Dietetyczka Jelena Tichomirowa uważa, że mięso sojowe nadaje się jako tani zamiennik białka, ale nie więcej, a mięso kultywowane nie ma wystarczającej ilości tłuszczu, co jest ważne dla wzmocnienia odporności człowieka.
Greta jest niewykształcona, wkrótce o niej zapomną
Jest za wcześnie, aby mówić o cenie, ponieważ technologie rozwijają się, a koszt zamienników mięsa z czasem spadnie.

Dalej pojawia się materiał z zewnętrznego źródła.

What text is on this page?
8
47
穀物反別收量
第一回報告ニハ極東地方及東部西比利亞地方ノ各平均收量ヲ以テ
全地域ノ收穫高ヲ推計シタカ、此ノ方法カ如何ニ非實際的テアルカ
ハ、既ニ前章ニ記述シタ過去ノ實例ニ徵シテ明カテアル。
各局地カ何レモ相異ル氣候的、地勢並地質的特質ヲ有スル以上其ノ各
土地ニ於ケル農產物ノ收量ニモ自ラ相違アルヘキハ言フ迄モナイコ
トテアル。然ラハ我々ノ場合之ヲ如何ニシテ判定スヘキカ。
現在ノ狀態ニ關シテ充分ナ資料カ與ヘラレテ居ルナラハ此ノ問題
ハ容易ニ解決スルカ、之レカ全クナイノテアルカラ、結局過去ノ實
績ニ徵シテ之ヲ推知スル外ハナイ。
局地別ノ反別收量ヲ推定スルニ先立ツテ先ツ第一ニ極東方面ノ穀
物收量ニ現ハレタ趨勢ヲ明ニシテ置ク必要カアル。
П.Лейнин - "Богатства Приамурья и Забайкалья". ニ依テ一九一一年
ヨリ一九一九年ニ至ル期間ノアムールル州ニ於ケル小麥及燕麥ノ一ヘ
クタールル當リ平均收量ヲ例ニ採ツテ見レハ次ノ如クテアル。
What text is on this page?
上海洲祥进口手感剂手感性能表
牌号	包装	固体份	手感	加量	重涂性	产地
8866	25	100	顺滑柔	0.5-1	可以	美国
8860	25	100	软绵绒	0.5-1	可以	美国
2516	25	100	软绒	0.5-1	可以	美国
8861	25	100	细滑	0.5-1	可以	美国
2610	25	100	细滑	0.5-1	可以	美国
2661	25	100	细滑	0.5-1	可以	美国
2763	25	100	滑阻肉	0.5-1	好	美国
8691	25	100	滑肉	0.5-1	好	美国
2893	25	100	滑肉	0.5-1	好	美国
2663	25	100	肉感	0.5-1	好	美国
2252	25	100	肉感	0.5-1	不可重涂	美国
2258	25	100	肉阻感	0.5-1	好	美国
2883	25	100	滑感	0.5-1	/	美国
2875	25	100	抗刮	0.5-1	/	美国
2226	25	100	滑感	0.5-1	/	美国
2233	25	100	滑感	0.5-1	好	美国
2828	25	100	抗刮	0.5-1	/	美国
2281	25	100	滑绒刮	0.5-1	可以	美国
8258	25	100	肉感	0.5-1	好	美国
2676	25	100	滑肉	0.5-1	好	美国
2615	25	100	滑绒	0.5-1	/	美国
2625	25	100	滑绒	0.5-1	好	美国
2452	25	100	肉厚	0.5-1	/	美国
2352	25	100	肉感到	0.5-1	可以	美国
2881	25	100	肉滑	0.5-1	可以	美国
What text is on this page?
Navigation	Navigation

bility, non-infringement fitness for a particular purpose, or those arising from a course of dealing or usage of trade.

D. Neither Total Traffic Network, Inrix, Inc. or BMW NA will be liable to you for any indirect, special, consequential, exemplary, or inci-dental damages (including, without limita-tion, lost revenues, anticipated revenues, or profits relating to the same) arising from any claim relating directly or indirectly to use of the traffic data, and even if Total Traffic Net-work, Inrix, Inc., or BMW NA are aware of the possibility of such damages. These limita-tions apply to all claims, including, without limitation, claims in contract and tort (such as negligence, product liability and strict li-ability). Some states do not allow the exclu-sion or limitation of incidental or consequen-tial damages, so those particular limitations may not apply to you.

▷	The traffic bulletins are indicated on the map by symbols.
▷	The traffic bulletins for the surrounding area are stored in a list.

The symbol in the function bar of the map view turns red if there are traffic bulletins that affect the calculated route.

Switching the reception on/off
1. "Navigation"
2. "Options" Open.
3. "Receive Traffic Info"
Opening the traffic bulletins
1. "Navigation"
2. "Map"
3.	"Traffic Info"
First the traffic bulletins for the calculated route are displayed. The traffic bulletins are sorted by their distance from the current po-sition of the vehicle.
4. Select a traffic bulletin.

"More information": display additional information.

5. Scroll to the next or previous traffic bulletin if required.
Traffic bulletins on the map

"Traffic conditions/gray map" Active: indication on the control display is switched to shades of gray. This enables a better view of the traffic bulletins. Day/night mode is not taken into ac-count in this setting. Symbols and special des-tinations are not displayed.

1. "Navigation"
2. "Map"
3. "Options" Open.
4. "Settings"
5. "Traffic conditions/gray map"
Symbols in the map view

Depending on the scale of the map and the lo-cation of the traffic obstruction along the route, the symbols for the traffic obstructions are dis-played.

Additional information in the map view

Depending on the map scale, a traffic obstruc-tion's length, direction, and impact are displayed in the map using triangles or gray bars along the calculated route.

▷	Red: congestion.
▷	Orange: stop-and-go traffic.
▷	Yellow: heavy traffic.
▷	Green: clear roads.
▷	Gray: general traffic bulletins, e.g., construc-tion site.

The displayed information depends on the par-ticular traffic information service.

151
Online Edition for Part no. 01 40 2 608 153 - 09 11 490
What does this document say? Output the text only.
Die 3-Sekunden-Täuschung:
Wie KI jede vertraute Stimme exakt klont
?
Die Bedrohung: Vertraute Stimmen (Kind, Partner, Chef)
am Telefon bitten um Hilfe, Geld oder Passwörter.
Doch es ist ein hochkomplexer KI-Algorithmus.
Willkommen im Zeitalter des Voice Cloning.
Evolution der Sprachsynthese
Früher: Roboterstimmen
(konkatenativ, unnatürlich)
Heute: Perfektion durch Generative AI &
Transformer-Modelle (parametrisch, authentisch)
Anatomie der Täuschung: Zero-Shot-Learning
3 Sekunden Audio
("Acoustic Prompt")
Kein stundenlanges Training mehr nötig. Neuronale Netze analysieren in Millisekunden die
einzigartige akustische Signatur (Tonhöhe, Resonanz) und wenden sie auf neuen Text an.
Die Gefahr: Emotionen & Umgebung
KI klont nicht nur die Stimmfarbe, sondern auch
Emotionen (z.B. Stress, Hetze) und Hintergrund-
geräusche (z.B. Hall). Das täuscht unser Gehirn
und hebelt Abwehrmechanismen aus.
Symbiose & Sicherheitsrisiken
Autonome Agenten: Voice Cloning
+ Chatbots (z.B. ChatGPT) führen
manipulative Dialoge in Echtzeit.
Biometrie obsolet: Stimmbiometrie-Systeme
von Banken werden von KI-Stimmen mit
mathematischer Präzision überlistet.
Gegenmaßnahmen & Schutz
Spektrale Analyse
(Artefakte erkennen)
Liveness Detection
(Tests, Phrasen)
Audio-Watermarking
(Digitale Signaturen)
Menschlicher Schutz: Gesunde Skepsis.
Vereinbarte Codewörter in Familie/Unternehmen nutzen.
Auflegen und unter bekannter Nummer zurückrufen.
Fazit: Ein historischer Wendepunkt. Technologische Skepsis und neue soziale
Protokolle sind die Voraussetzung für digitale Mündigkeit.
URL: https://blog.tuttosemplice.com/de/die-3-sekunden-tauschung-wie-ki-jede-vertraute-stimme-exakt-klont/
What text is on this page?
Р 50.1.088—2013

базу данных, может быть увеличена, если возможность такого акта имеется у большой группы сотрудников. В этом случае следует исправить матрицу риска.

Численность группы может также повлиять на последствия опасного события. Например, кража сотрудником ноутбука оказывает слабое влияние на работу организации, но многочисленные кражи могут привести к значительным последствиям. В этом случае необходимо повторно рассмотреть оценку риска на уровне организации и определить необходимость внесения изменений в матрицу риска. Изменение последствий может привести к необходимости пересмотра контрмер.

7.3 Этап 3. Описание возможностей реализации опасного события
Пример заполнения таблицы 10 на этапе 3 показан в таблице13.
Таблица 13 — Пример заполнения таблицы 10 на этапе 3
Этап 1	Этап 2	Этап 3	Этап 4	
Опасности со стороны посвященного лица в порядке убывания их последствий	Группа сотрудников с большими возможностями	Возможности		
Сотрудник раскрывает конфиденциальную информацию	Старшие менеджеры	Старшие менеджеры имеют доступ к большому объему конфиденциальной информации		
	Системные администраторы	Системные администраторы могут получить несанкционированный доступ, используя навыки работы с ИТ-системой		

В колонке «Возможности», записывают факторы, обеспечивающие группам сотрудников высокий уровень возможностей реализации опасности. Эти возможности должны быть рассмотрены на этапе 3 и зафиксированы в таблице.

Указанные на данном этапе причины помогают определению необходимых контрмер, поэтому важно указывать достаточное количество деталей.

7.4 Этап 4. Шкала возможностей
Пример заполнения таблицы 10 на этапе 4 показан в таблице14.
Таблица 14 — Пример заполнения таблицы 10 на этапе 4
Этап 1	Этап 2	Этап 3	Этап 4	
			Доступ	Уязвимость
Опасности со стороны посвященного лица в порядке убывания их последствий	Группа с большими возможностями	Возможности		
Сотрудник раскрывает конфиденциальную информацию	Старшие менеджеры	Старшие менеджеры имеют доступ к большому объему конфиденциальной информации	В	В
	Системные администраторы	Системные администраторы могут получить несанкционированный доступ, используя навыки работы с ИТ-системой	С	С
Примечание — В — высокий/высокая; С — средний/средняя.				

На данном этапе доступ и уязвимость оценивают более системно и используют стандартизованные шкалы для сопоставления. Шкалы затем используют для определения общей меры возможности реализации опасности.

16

Pierwszym sztucznie wyhodowanym mięsem był burger Marka Prosta, założyciela Mosa Meat i profesora na Uniwersytecie Maastricht. 450 g wołowiny kosztowało 1,2 miliona dolarów. Następnie w 2017 roku nastąpiła znacząca redukcja kosztów produkcji: Memphis Meats powiedziała “Wall Street Journal”, że koszt mięsa kurczaka wyhodowanego w laboratorium wyniósł 9 tysięcy dolarów za 450 g. Według naukowców z OKPI w Rosji do 2023 roku kilogram mięsa z probówki można będzie kupić w sklepie za 12 euro. Według przedstawiciela OKPI Aleksandra Sawkowa rosyjskie sztuczne mięso kosztuje minimum milion rubli za kilogram, a taką samą ilość „tradycyjnej” wołowiny można kupić średnio za 7 euro.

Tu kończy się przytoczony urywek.